Hessen setzt neue Maßstäbe mit eigenem Tarifabschluss für den öffentlichen Dienst
Ekkehard ScheelHessen setzt neue Maßstäbe mit eigenem Tarifabschluss für den öffentlichen Dienst
Hessen hat eine neue Tarifvereinbarung für seine Beschäftigten im öffentlichen Dienst abgeschlossen. Das Abkommen hebt sich durch besondere Leistungen und Gehaltsanpassungen von anderen Bundesländern ab. Anders als die meisten Regionen verhandelt Hessen unabhängig vom Tarifbündnis der Bundesländer.

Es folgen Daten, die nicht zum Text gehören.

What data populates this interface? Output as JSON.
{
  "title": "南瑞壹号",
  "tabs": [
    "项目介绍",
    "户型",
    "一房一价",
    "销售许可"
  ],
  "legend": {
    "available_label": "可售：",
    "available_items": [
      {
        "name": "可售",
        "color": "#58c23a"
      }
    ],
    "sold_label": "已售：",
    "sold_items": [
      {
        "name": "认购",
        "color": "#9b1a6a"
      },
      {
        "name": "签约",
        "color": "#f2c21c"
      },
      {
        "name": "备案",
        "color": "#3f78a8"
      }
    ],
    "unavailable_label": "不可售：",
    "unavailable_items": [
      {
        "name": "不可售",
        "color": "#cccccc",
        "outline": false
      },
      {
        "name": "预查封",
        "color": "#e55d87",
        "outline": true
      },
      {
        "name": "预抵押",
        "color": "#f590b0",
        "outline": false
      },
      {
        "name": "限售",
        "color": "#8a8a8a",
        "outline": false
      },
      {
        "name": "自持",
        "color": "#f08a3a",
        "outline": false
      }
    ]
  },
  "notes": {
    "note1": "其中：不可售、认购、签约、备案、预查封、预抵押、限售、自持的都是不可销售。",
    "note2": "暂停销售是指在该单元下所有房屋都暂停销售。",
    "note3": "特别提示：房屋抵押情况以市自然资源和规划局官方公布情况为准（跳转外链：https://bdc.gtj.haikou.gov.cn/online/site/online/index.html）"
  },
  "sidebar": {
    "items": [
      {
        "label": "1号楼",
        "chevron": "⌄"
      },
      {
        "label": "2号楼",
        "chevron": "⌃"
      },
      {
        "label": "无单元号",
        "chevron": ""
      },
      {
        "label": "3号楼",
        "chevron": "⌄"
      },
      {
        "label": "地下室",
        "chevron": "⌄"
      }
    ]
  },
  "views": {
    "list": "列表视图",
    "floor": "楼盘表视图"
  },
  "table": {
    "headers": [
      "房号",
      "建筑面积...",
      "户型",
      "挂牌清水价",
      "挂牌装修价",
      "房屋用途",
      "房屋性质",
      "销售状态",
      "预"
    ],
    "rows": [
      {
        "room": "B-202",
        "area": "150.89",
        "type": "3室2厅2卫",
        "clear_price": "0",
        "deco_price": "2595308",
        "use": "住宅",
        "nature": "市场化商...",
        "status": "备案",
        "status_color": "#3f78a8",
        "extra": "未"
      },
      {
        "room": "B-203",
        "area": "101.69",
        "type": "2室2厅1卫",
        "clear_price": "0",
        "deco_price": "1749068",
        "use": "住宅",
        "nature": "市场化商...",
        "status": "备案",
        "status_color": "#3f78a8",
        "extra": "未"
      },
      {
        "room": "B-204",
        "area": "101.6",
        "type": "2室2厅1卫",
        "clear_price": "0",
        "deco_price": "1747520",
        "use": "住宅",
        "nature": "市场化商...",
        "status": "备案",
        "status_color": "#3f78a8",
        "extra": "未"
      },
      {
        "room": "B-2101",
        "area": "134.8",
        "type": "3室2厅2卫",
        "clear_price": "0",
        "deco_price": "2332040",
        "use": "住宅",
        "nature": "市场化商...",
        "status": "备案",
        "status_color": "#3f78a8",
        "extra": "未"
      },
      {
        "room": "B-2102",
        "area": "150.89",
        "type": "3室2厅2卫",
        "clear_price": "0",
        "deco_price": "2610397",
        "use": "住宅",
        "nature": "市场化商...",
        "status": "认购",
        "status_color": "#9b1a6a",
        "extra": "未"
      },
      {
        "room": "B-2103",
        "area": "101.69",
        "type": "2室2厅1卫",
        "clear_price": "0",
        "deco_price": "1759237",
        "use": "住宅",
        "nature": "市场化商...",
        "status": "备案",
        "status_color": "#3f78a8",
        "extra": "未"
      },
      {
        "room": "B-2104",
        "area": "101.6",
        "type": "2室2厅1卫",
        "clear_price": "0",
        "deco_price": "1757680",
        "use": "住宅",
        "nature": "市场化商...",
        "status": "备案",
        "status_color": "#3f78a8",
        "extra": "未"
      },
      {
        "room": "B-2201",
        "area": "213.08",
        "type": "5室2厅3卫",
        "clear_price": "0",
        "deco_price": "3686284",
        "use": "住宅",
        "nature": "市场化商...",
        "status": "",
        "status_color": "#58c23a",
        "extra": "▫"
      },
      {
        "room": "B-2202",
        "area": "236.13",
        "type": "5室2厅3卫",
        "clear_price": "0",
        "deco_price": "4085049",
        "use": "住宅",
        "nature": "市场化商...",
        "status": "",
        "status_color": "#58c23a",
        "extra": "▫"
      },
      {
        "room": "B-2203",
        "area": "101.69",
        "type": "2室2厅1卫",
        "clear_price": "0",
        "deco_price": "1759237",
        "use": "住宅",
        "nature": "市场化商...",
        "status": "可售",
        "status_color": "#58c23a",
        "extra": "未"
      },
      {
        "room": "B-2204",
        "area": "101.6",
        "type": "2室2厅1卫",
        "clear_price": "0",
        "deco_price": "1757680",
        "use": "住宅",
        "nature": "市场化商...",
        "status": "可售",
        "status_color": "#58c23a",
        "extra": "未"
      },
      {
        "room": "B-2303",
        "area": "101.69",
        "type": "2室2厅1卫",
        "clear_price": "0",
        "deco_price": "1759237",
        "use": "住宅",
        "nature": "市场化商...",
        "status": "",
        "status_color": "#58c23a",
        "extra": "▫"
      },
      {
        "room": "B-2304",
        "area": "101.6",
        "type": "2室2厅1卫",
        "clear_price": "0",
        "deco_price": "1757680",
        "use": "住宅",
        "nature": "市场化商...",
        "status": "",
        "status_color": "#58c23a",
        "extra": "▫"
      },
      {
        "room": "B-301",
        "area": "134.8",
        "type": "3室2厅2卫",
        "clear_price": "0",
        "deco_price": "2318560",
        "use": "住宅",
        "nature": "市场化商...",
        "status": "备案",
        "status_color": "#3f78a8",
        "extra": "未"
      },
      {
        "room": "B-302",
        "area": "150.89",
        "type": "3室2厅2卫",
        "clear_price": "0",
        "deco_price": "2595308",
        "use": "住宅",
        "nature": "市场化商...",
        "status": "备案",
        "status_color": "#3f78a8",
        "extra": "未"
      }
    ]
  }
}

Die Einigung sieht Lohnerhöhungen vor, die leicht über den im bundesweiten Rahmen vereinbarten Sätzen liegen – und das für beide Jahre. Dieser Schritt unterstreicht die Eigenständigkeit Hessens, von der nach Angaben der Verantwortlichen sowohl die Mitarbeiter als auch das Land selbst profitieren. Zudem bleibt das landesweite ÖPNV-Ticket für Beschäftigte unverändert, sodass Pendler keine zusätzlichen Kosten tragen müssen.
Schicht- und Wechselschichtzuschläge wurden verbessert, insbesondere für Polizeibeamte und Justizvollzugsbedienstete. Mit diesen Änderungen soll die Belastung durch unregelmäßige Arbeitszeiten stärker anerkannt werden. Darüber hinaus erhalten bestimmte Berufsgruppen eine höhere Eingruppierung, die ihre Aufgaben präziser widerspiegelt.
Um die langfristige Stabilität zu fördern, haben Auszubildende in Hessen mit mindestens der Note "befriedigend" im Abschlusszeugnis nun Anspruch auf eine unbefristete Übernahme. Das Land betont, dass diese Maßnahme den öffentlichen Dienst zukunftsfest macht, indem Fachkräfte gehalten werden.
Die neue Vereinbarung festigt Hessens eigenständigen Ansatz in der Beschäftigungspolitik des öffentlichen Sektors. Gehälter, Schichtzuschläge und Arbeitsplatzsicherheit wurden in einer Weise geregelt, die sich von anderen Bundesländern unterscheidet. Die Änderungen treten sofort in Kraft und sollen dazu beitragen, eine leistungsfähige und motivierte Belegschaft zu erhalten.